The bottled water company has a show during fashion week at which it will display the T-shirts before auctioning them, he says. "Apart from this, Samsung is doing a campaign, Diva of the Week, and L'Oréal Paris is running a campaign, so they're being very aggressive." So the sponsors are doing well, but there remains a concern that, with fashion week being owned and run by a commercial events company, the good of the fashion industry comes second to the turning of a profit for the events company. (Not that fashion week has ever turned a profit in Dubai: this, Khan revealed at the meeting, is the first year that the event expects to break even.)
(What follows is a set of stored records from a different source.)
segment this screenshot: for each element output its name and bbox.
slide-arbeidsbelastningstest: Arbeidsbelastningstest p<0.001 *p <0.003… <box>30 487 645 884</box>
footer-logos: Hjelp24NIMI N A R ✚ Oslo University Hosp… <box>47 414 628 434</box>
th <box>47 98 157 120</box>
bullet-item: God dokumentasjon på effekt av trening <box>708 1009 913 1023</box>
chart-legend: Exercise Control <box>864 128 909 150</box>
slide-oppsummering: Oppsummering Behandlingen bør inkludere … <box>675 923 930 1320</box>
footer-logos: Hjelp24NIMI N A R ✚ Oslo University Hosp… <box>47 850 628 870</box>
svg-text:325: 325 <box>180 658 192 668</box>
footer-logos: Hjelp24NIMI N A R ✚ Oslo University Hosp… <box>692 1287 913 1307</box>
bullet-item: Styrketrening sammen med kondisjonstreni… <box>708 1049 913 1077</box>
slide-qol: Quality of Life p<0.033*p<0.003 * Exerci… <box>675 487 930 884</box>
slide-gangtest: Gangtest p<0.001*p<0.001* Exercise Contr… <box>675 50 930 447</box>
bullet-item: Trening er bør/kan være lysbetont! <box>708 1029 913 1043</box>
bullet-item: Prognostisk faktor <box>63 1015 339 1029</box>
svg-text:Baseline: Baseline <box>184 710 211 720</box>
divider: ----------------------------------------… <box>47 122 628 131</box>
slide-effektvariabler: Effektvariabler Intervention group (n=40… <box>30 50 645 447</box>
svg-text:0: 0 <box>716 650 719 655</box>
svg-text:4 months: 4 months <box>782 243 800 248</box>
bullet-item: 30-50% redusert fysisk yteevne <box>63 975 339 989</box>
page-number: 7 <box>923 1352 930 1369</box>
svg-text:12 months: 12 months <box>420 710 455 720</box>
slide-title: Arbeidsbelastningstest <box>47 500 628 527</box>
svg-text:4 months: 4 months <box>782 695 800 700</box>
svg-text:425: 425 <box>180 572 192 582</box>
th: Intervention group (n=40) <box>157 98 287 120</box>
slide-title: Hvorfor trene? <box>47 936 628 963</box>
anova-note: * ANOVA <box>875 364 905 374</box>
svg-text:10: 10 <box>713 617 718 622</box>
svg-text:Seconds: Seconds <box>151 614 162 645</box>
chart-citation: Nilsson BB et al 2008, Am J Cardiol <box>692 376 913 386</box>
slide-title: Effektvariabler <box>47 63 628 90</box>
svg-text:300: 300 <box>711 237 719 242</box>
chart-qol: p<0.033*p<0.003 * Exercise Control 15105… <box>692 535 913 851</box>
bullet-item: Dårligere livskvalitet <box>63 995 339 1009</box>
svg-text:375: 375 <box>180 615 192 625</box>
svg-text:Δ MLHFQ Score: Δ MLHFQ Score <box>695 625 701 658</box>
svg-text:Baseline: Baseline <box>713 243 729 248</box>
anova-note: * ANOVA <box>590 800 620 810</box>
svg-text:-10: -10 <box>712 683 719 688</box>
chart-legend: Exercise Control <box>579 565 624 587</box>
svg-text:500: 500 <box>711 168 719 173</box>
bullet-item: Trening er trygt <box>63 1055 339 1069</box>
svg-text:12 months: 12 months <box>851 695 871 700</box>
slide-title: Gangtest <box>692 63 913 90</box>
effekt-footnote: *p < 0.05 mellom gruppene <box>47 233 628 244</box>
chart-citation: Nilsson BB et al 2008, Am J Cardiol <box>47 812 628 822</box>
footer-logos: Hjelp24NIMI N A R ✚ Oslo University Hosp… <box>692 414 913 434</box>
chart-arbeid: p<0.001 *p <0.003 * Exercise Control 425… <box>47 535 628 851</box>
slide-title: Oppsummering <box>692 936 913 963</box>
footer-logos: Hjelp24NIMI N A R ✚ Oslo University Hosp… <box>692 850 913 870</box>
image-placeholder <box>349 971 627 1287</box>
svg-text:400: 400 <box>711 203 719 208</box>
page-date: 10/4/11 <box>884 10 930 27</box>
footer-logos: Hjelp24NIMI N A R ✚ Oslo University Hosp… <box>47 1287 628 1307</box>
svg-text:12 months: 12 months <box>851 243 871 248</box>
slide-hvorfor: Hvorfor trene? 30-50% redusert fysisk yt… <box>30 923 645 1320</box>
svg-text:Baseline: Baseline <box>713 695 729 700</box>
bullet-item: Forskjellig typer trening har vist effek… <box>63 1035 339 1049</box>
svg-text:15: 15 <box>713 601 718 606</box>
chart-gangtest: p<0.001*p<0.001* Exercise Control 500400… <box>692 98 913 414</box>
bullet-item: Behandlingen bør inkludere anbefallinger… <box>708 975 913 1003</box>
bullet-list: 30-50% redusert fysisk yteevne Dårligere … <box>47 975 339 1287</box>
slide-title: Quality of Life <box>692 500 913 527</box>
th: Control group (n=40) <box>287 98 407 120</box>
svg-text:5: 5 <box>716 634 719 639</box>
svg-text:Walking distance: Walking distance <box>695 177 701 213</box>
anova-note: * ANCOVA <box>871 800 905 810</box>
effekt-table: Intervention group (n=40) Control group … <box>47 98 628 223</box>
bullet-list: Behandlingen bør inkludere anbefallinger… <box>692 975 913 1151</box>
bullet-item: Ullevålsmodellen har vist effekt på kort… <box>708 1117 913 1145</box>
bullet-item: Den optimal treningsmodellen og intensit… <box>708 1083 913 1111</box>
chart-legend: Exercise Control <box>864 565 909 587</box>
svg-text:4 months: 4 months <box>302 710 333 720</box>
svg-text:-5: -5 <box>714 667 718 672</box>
And that, of course, is one of the big debates surrounding DFW: who is it for and how will we know if it is working? Every season a flurry of press releases informs us that this is the biggest and best fashion week yet, putting Dubai on the fashion map, up there with the Big Four (Milan, Paris, New York and London). Khan's avowed plan is to take Dubai international in six seasons, to which end he has brought designers from America, Spain and Brazil to do shows in Dubai.

Whether Dubai Fashion Week needs designers from beyond the Middle East is up for debate, but he is palpably thrilled at the arrival of Andres Aquina, the designer who founded New York Couture Week, a consumer fashion event for which the guests buy tickets. (For clarity: this is not Paris Couture Week nor New York Fashion Week; it is a private enterprise, something it has in common with Dubai Fashion Week.)

"Dubai is at the centre of the globe," insists Khan. "Dubai is happening for everything, so Dubai is also happening for fashion. Because my aim is a little different, my vision is a little different, we are looking out for making Dubai an international event." Unfortunately, repeatedly saying it does not make it so. The sad fact is that right now Dubai doesn't make it into even the second tier of fashion weeks - the Sydneys, Delhis, Stockholms, Tokyos - partly because, until now, it has not been clear about what it wanted to achieve and how to measure its success. Is it the number of participants? The buyers attending? The sponsors? The sales made? The parties thrown? The press generated?

The fact that Khan uses size as a measure of success is telling: 35 shows and 48 designers, sure, but who are they and how good are the shows? And 40-plus sponsors is an impressive number, but what about the designers? We'll discover those answers this week. One thing is sure, Khan has done his homework and is keen to see progress. "I'm a quick learner. I have done my research, I've met a lot of people from the fashion industry, I've taken a lot feedback. I got in touch with all my designers, and told them, 'Please criticise Dubai Fashion Week,' and they started criticising Dubai Fashion Week. I worked on all the flaws that Dubai Fashion Week had. Nobody can guarantee that 100 per cent you can remove all flaws, but yes, to a very large extent, I have."

Certainly no one at the meeting at Concept was holding back on their criticism, and the complaints being aired were much the same as those that Khan encountered during his consultation period: "They felt it was not a good mix of designers, they never felt that the fashion week was really happening in terms of the buzz on the venue, and they complained about the buyers. So I've taken care of all these three complaints that they had in totality."

Indeed, the number of Dubai-based participants does seem to have increased, with day one dedicated almost entirely to Emirati designers. In terms of buzz, perhaps next season will have more to see: there is, after all, a difference between the hype of those talking up and taking part in an event and a wider buzz that reaches out in a positive way to the blogosphere and international press. As for buyers, DFW is, says Khan, bringing over people from Saks Fifth Avenue in New York, Harvey Nichols London and Debenhams, and taking care of their hospitality, a tactic successfully employed by an ailing London Fashion Week a couple of seasons back.

Will they have anything to see when they get here? Well, for all that Concept has a role here, that's ultimately down to just one group of people: the designers.